BaKlaVa -- Budgeted Allocation of KV cache for Long-context Inference
Ahmed Burak Gulhan, Krishna Teja Chitty-Venkata, Murali Emani, Mahmut Kandemir, Venkatram Vishwanath
TL;DR
BaKlaVa tackles the memory bottleneck of KV caches in long-context LLM inference by allocating memory budgets across individual KV-caches through a one-time profiling of attention head importances. It combines a Head Importance Heuristic, Grouped Query Attention handling, and a Layer Importance proxy to estimate per-cache significance, followed by a parameter-search-based budget allocation that favors high-importance caches while shrinking low-importance ones.
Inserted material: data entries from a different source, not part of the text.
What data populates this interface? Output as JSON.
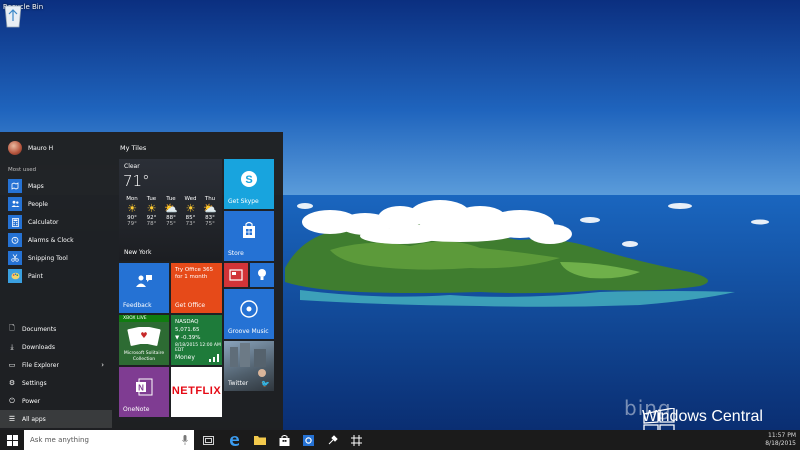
{
  "desktop": {
    "recycle_bin_label": "Recycle Bin"
  },
  "watermark": {
    "bing_text": "bing",
    "brand_text": "Windows Central"
  },
  "start_menu": {
    "user_name": "Mauro H",
    "most_used_label": "Most used",
    "most_used": [
      {
        "label": "Maps",
        "icon": "map-icon"
      },
      {
        "label": "People",
        "icon": "people-icon"
      },
      {
        "label": "Calculator",
        "icon": "calculator-icon"
      },
      {
        "label": "Alarms & Clock",
        "icon": "alarm-icon"
      },
      {
        "label": "Snipping Tool",
        "icon": "scissors-icon"
      },
      {
        "label": "Paint",
        "icon": "paint-icon"
      }
    ],
    "system": [
      {
        "label": "Documents",
        "icon": "document-icon"
      },
      {
        "label": "Downloads",
        "icon": "download-icon"
      },
      {
        "label": "File Explorer",
        "icon": "folder-icon"
      },
      {
        "label": "Settings",
        "icon": "gear-icon"
      },
      {
        "label": "Power",
        "icon": "power-icon"
      },
      {
        "label": "All apps",
        "icon": "list-icon"
      }
    ],
    "tiles_header": "My Tiles",
    "tiles": {
      "weather": {
        "condition": "Clear",
        "temp": "71°",
        "city": "New York",
        "days": [
          {
            "name": "Mon",
            "hi": "90°",
            "lo": "79°"
          },
          {
            "name": "Tue",
            "hi": "92°",
            "lo": "78°"
          },
          {
            "name": "Tue",
            "hi": "88°",
            "lo": "75°"
          },
          {
            "name": "Wed",
            "hi": "85°",
            "lo": "73°"
          },
          {
            "name": "Thu",
            "hi": "83°",
            "lo": "75°"
          }
        ]
      },
      "skype": "Get Skype",
      "store": "Store",
      "feedback": "Feedback",
      "office_promo": "Try Office 365 for 1 month",
      "office_label": "Get Office",
      "groove": "Groove Music",
      "xbox_badge": "XBOX LIVE",
      "solitaire": "Microsoft Solitaire Collection",
      "money": {
        "index": "NASDAQ",
        "value": "5,071.65",
        "change": "▼ -0.39%",
        "date": "8/18/2015 12:00 AM EDT",
        "label": "Money"
      },
      "twitter": "Twitter",
      "onenote": "OneNote",
      "netflix": "NETFLIX"
    }
  },
  "taskbar": {
    "search_placeholder": "Ask me anything",
    "time": "11:57 PM",
    "date": "8/18/2015"
  },
  "colors": {
    "accent": "#2572d4",
    "taskbar": "#1b1b1b",
    "start_bg": "#1f1f1f"
  }
}
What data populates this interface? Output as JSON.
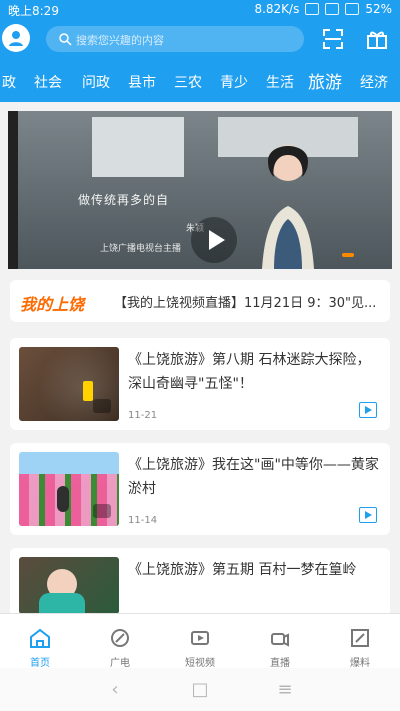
{
  "status": {
    "time": "晚上8:29",
    "speed": "8.82K/s",
    "battery": "52%"
  },
  "header": {
    "search_placeholder": "搜索您兴趣的内容"
  },
  "tabs": [
    "政",
    "社会",
    "问政",
    "县市",
    "三农",
    "青少",
    "生活",
    "旅游",
    "经济"
  ],
  "active_tab": "旅游",
  "banner": {
    "caption": "做传统再多的自",
    "subcaption": "上饶广播电视台主播",
    "name": "朱颖"
  },
  "ticker": {
    "logo": "我的上饶",
    "text": "【我的上饶视频直播】11月21日 9：30\"见..."
  },
  "cards": [
    {
      "title": "《上饶旅游》第八期 石林迷踪大探险，深山奇幽寻\"五怪\"！",
      "date": "11-21"
    },
    {
      "title": "《上饶旅游》我在这\"画\"中等你——黄家淤村",
      "date": "11-14"
    },
    {
      "title": "《上饶旅游》第五期 百村一梦在篁岭",
      "date": ""
    }
  ],
  "bottom_nav": [
    {
      "label": "首页"
    },
    {
      "label": "广电"
    },
    {
      "label": "短视频"
    },
    {
      "label": "直播"
    },
    {
      "label": "爆料"
    }
  ],
  "android_keys": [
    "‹",
    "□",
    "≡"
  ]
}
The approach is evaluated on LLaMA-3-8B and Qwen2.5-7B using LongBench, showing up to substantial compression with maintained or improved performance, and it is implemented as a HuggingFace KV-cache object for practical deployment. The findings demonstrate that fine-grained, per-cache memory budgeting can notably improve long-context inference efficiency without model tuning, enabling near-baseline results at high compression and offering a scalable path for diverse architectures.
Abstract
In Large Language Model (LLM) inference, Key-Value (KV) caches (KV-caches) are essential for reducing time complexity. However, they result in a linear increase in GPU memory as the context length grows. While recent work explores KV-cache eviction and compression policies to reduce memory usage, they often consider uniform KV-caches across all attention heads, leading to suboptimal performance. We introduce BaKlaVa, a method to allocate optimal memory for individual KV-caches across the model by estimating the importance of each KV-cache. Our empirical analysis demonstrates that not all KV-caches are equally critical for LLM performance. Using a one-time profiling approach, BaKlaVa assigns optimal memory budgets to each KV-cache. We evaluated our method on LLaMA-3-8B, and Qwen2.5-7B models, achieving up to a 70\% compression ratio while keeping baseline performance and delivering up to an order-of-magnitude accuracy improvement at higher compression levels.